Estos pagos se transferían con el fin de de invertir el dinero de las ganancias de la cooperativa, en forma de PRÉSTAMO a la empresa INVERSIONES SAMILCA, C.A., con único fin de ayudarlos en su flujo de caja, ya que estaban fomentando y construyendo una PLANTA DE ASFALTO para grandes proporciones de despacho, en vista que nuestro fin primordial era invertir el dinero, poniéndolo a trabajar en otra empresa, que al final, iba a ser nuestro principal aliado y proveedor de mercancía, y podría devolver los prestamos una vez que se consolidara en el mercado de trabajo para el cual había sido creada.

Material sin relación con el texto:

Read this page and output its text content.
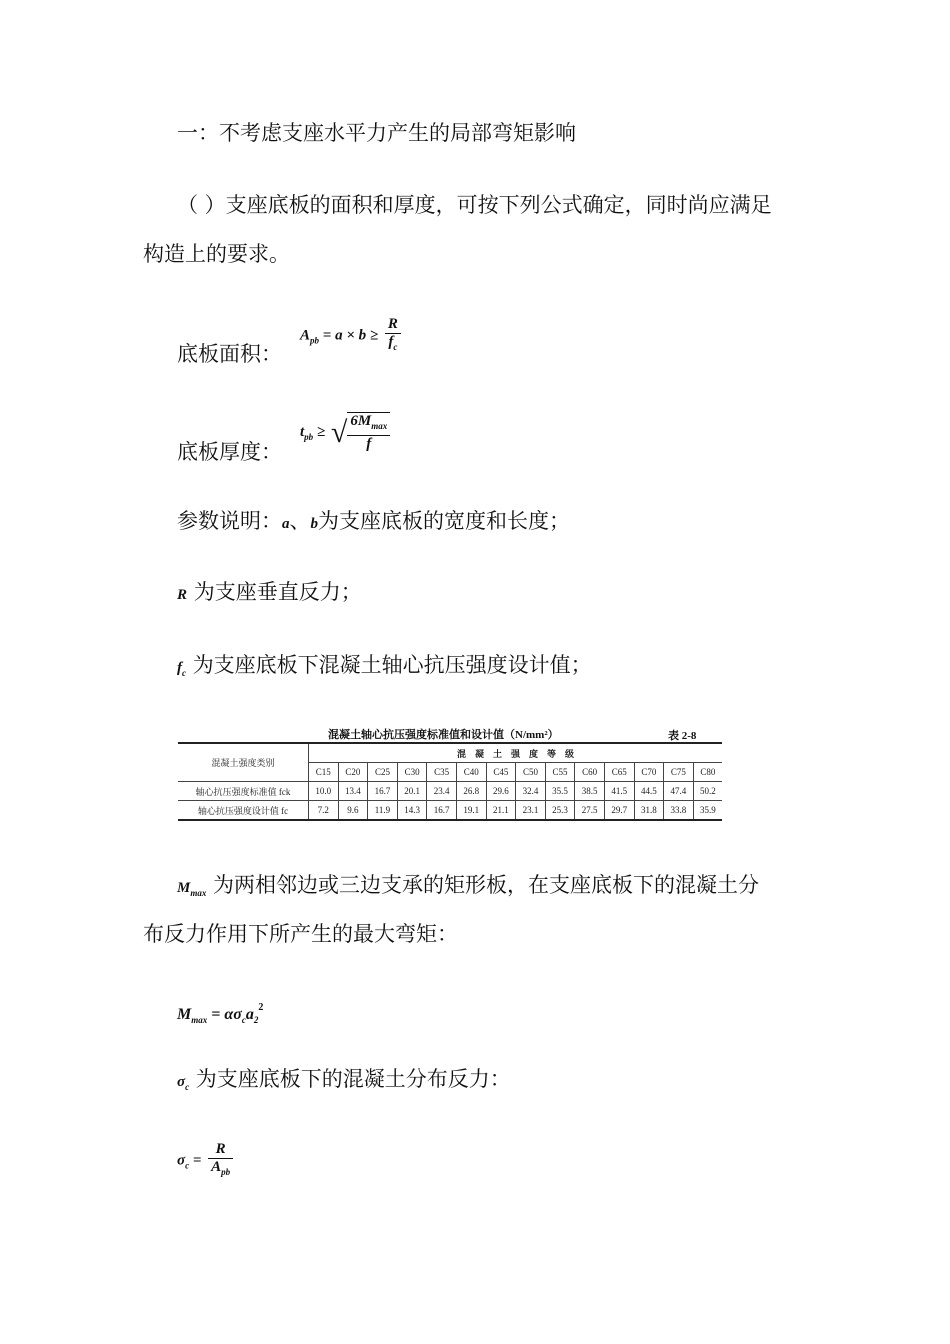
一：不考虑支座水平力产生的局部弯矩影响
（ ）支座底板的面积和厚度，可按下列公式确定，同时尚应满足
构造上的要求。
底板面积：
$A_{pb} = a \times b \ge \frac{R}{f_c}$
底板厚度：
$t_{pb}$ ≥ √ $\frac{6M_{max}}{f}$
参数说明：a、b为支座底板的宽度和长度；
R 为支座垂直反力；
$f_c$ 为支座底板下混凝土轴心抗压强度设计值；
混凝土轴心抗压强度标准值和设计值（N/mm²）	表 2-8
混凝土强度类别	混　凝　土　强　度　等　级													
	C15	C20	C25	C30	C35	C40	C45	C50	C55	C60	C65	C70	C75	C80
轴心抗压强度标准值 fck	10.0	13.4	16.7	20.1	23.4	26.8	29.6	32.4	35.5	38.5	41.5	44.5	47.4	50.2
轴心抗压强度设计值 fc	7.2	9.6	11.9	14.3	16.7	19.1	21.1	23.1	25.3	27.5	29.7	31.8	33.8	35.9
$M_{max}$ 为两相邻边或三边支承的矩形板，在支座底板下的混凝土分
布反力作用下所产生的最大弯矩：
$M_{max} = \alpha\sigma_ca_2^2$
$\sigma_c$ 为支座底板下的混凝土分布反力：
$\sigma_c = \frac{R}{A_{pb}}$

Muchas de las transferencias efectuadas por (COVINEA) y VIANZ por orden de la COOPERATIVA, habían sido acordadas entre las partes, y otras de ellas fueron incluso por ERROR de (COVINEA y VIANZ), por lo que el pago final de la esas obras, que fueron ejecutadas por nuestra representada cooperativa el morro I RL, no debieron ser pagadas a la empresa INVERSIONES SAMILCA, C.A., puesto que esos pagos no fueron debidamente autorizados. A mayor esclarecimiento existía una gran cantidad de dinero que SÍ estaban AUTORIZADO porque pertenecían a los préstamos por inversión, pero también existía otra cantidad grande de dinero que NO estaban AUTOIRZADAS (sic) y que por error se transferían a lo hoy demandada empresa INVERSIONES SAMILCA, C.A.
(…Omissis…)
CAPÍTULO V
PETITORIO
Ahora bien, ciudadano Juez (sic), en virtud que hasta la presente no ha sido posible lograr el pago de la ya mencionada deuda, a pesar de las innumerables gestiones extrajudiciales de cobro realizadas ante el deudor, acudo ante su competente autoridad para demandar como en efecto demandamos en nombre de nuestra representada a la Sociedad (sic) Mercantil (sic) INVERSIONES SAMILCA, C.A., (…) para que CANCELE a nuestra representada las deudas contraídas y demostradas por los instrumentos privados consignados, con este libelo de demanda o en su defecto a ello lo condene el Tribunal (sic), para que proceda al pago de los conceptos siguientes:
PRIMERO: Para que convenga en el pago o en su defecto lo condene a ello el Tribunal (sic), de la cantidad de: CATORCE MILLONES TRESCIENTOS MIL SETECIENTOS TREINTA Y SEIS CON NOVENTA Y CINCO CÉNTIMOS (BS. 14.300.736,95) el cual se expresa como moneda en cuenta referencial, en esta demanda, y su equivalente en moneda extranjera, para la fecha de la entrega del dinero y en relación a la tabla que se le proporciono en el explanado en este libelo de demanda, es la cantidad de DÓLARES AMERICANOS USD de la tasa de cambio al dólar de cada pago por: UN MILLÓN TRESCIENTOS DIEZ MIL QUINIENTOS NOVENTA Y OCHO DÓLARES CON SESENTA Y TRES CENTAVOS (USD $1.310.598,63) esto tomando en cuenta el valor tipo de de cambio de referencia publicado por el Banco Central de Venezuela (BCV) en cada fecha en la que se hizo el pago correspondiente al prestamos de inversión, de conformidad con lo establecido en la resolución emanada por el Banco Central de Venezuela N° 19-05-01, publicado en Gaceta Oficial de la República Bolivariana de Venezuela, de fecha 02 (sic) de Mayo (sic) de 2019, N° 41.624. Por concepto de obligación adeudada y líquida y exigible, contenida en las diferentes órdenes de pago que se autorizó a COVINEA y VIANZ por las obras ejecutadas por nuestra representada COOPERATIVA EL MORRO I, RL. Así como los montos que por ERROR le fueron transferidos sin Autorización a la empresa demandada Inversiones Samilca, C.A.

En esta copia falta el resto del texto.